The book is well-researched, as far as I can tell, with suggestions, self-help exercises and other ideas outlined. While they may not all be convenient, or applicable, or ground-breaking (exercise is good for you = who doesn’t know that by now?), what was most useful to me was the reasoning behind it, because once I understand the causes-and-consequences chain, then it makes sense and I can more easily devise my own techniques. For instance, now I can specifically explain why I’m always more productive, sleep better, and generally feel better when I walk back home from work (a 40 minutes brisk walk), even when the day was physically tiring and I would expect additional physical activity to tire me even more: this was/is all part of my own unconscious attempts at “closing the stress cycle”. Now the whole thing makes so much more sense.

(Basically, dealing with the stress and dealing with the stressors are two different things. The symptoms of stress—adrenaline, etc.—are hard-wired in us as old, old reactions, back when “stressor” was likely to be some wild animal threatening us—and so, we’d need to run. And once back to safety, after the run, that was “completing the stress cycle”, with our bodies being able to come down from the whole thing, and we’d be fine again. But you can’t do that anymore in a lot of situations now: if the stressor is your jerk of a boss belittling you at work, you can’t very well run away or smack them… so the cycle isn’t completed, and the stress, well, just stays.)
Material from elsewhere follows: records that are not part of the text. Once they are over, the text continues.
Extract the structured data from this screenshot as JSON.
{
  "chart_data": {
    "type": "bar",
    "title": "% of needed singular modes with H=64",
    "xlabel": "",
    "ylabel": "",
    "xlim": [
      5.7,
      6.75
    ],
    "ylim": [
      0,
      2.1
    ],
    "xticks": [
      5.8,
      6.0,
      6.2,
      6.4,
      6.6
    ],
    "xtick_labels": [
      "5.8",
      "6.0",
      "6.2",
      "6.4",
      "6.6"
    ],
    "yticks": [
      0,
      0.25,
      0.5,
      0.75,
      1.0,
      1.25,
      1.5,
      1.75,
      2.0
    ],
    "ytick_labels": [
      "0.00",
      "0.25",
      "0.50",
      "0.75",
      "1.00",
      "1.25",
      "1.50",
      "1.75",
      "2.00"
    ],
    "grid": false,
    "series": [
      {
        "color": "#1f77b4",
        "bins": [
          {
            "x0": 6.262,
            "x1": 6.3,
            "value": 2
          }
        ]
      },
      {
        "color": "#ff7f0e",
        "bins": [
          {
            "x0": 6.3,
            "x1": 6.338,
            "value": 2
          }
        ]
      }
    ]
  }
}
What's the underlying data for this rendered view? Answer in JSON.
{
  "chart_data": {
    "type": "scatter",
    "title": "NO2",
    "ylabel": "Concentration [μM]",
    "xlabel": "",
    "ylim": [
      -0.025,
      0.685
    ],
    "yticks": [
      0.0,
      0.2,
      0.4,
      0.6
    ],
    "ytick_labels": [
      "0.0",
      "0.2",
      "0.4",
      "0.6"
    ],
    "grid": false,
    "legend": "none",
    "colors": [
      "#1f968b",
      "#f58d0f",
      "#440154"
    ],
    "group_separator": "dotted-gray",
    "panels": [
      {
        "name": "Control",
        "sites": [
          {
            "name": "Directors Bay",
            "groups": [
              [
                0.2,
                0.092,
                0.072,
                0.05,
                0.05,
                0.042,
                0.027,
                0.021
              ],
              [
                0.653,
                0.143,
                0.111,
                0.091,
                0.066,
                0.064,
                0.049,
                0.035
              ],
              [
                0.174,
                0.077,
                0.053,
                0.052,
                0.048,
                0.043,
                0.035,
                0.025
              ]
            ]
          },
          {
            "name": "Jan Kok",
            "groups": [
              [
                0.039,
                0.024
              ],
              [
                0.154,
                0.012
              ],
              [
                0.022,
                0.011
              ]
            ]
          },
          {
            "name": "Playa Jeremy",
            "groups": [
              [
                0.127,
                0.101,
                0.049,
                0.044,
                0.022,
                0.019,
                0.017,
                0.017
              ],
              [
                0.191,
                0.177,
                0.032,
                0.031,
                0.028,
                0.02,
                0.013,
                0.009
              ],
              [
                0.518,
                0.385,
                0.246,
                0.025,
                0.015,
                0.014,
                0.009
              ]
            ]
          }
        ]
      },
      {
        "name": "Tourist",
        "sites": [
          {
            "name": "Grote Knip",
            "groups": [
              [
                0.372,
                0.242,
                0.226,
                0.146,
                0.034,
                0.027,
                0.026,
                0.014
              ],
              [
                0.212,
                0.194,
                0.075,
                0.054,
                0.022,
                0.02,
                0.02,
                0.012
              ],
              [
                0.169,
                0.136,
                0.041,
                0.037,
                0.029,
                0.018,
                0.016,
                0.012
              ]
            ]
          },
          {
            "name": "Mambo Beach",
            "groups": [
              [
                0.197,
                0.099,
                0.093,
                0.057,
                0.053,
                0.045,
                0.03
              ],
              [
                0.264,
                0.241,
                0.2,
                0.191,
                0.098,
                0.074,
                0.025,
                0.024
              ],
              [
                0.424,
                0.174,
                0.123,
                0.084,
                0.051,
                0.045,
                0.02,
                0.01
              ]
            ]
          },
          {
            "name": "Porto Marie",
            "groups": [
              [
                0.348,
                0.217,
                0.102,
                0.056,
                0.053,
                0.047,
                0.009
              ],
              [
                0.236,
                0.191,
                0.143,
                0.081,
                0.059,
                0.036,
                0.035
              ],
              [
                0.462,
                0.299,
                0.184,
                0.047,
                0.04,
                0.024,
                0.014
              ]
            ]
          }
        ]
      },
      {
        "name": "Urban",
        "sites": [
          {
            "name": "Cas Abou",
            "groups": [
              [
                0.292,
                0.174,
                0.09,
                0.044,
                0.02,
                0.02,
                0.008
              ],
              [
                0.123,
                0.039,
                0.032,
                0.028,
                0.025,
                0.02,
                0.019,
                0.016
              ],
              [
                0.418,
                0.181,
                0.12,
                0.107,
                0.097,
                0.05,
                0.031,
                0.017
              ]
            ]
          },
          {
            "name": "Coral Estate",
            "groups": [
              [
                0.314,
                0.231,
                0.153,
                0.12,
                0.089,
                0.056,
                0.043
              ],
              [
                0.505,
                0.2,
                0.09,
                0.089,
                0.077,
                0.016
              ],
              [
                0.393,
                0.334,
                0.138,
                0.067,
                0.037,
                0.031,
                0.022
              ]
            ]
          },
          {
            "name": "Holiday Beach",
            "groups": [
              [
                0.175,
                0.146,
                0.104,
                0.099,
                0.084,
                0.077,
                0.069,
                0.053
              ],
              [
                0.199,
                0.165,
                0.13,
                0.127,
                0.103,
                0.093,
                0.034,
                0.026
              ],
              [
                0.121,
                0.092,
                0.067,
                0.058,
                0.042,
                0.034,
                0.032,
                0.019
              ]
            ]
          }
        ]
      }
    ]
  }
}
Now, to be honest, I didn’t always agree with the writing (the blog-like tone would work in a review or an article, but not in a book, I think) or about some of the quotes (Cassandra Clare… really?). Sometimes it threw me out of my reading. I would also have liked a little more science in it, or rather, a somewhat more scientific writing—so that ties more with the aforementioned tone in general for me, and not with the research itself.

Conclusion: 3.5 stars. A lot of things I already knew/suspected. Some things I didn’t and that now make more sense. Some things we’re still a long way of getting out of our lives (Human Giver Syndrome), but once you get how it works, at least you can start. Also, beware: “Jane Eyre” spoiler in Part III.